The question that Minsky is addressing in his article is: Why should 
this be the case? 

In a sense, then, a mathematician is like an explorer looking for 
islands in the Pacific, back in the days before airplanes and 
satellites. There's no way to know where they'll be, or just what 
they'll be like, but -- to an explorer, at least -- there's nothing 
quite as exciting as finding one.

One other point: Note that Minsky mentions that modular arithmetic is 
useful for some kinds of tasks, and not for others. In general, 
mathematicians don't go out looking for systems because they hope that 
the systems will be useful for any particular purpose -- except 
perhaps when that purpose is to generate a valid proof in another 
system. (For example, entire fields of mathematics were generated by 
mathematicians trying to prove Fermat's last theorem.) Mathematicians 
generally look for systems because they find such systems interesting, 
and for no other reason. Having discovered various systems and worked 
out interesting results within them, they leave it for other people to 
determine whether the systems are useful -- as when the quantum 
physicists in the 1930's found a use for linear (matrix) algebra, and 
as when the cryptologists of recent decades found a use for number 
theory.

One exception to this is the mathematics that will be needed to work 
out the new String Theory of physics.

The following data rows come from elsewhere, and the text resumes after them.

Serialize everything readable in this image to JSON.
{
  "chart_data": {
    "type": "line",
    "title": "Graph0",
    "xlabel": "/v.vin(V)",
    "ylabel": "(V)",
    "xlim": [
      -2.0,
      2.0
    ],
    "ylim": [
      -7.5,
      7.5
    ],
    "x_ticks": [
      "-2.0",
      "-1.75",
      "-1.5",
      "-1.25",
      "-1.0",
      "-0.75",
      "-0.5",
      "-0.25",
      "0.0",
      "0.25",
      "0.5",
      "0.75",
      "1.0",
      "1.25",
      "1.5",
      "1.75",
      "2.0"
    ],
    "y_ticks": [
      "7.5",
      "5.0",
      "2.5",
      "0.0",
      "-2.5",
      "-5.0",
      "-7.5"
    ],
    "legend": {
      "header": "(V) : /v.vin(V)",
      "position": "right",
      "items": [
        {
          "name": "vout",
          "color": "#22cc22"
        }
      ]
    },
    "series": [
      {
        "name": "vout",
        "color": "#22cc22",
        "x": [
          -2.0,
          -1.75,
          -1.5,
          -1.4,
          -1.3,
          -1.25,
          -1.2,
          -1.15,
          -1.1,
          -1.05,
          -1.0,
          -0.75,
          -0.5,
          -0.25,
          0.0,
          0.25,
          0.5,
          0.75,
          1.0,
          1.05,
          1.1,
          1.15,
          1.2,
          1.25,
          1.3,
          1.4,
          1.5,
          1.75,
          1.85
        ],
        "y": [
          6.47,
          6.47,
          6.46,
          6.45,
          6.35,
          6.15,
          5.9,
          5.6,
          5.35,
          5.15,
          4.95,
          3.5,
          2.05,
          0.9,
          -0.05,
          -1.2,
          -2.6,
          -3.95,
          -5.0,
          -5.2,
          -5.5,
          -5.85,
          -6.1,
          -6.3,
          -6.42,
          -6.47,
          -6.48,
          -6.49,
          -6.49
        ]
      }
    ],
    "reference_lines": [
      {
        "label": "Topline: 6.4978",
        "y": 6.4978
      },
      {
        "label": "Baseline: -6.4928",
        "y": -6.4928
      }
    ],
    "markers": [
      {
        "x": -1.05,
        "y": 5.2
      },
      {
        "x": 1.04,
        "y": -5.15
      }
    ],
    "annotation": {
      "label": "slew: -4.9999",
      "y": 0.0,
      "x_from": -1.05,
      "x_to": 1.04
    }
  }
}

Usually in physics, theorists 
think up a theory, then look around for the mathematical tools that 
they will be able to use to make predictions with the theory. Always 
in the past, they've been able to find such tools. But for the first 
time in the history of physics, the theories are ahead of the 
mathematics. It should be interesting to see how this plays out.

I hope you'll keep asking questions like these, and even if you find 
that Dr. Math can't answer them, read as much as you can about 
mathematics and mathematicians. A couple of good places to start would 
be with Richard Courant's book, _What is Mathematics?_, and a series 
called _The World of Mathematics_, edited by James R. Newman.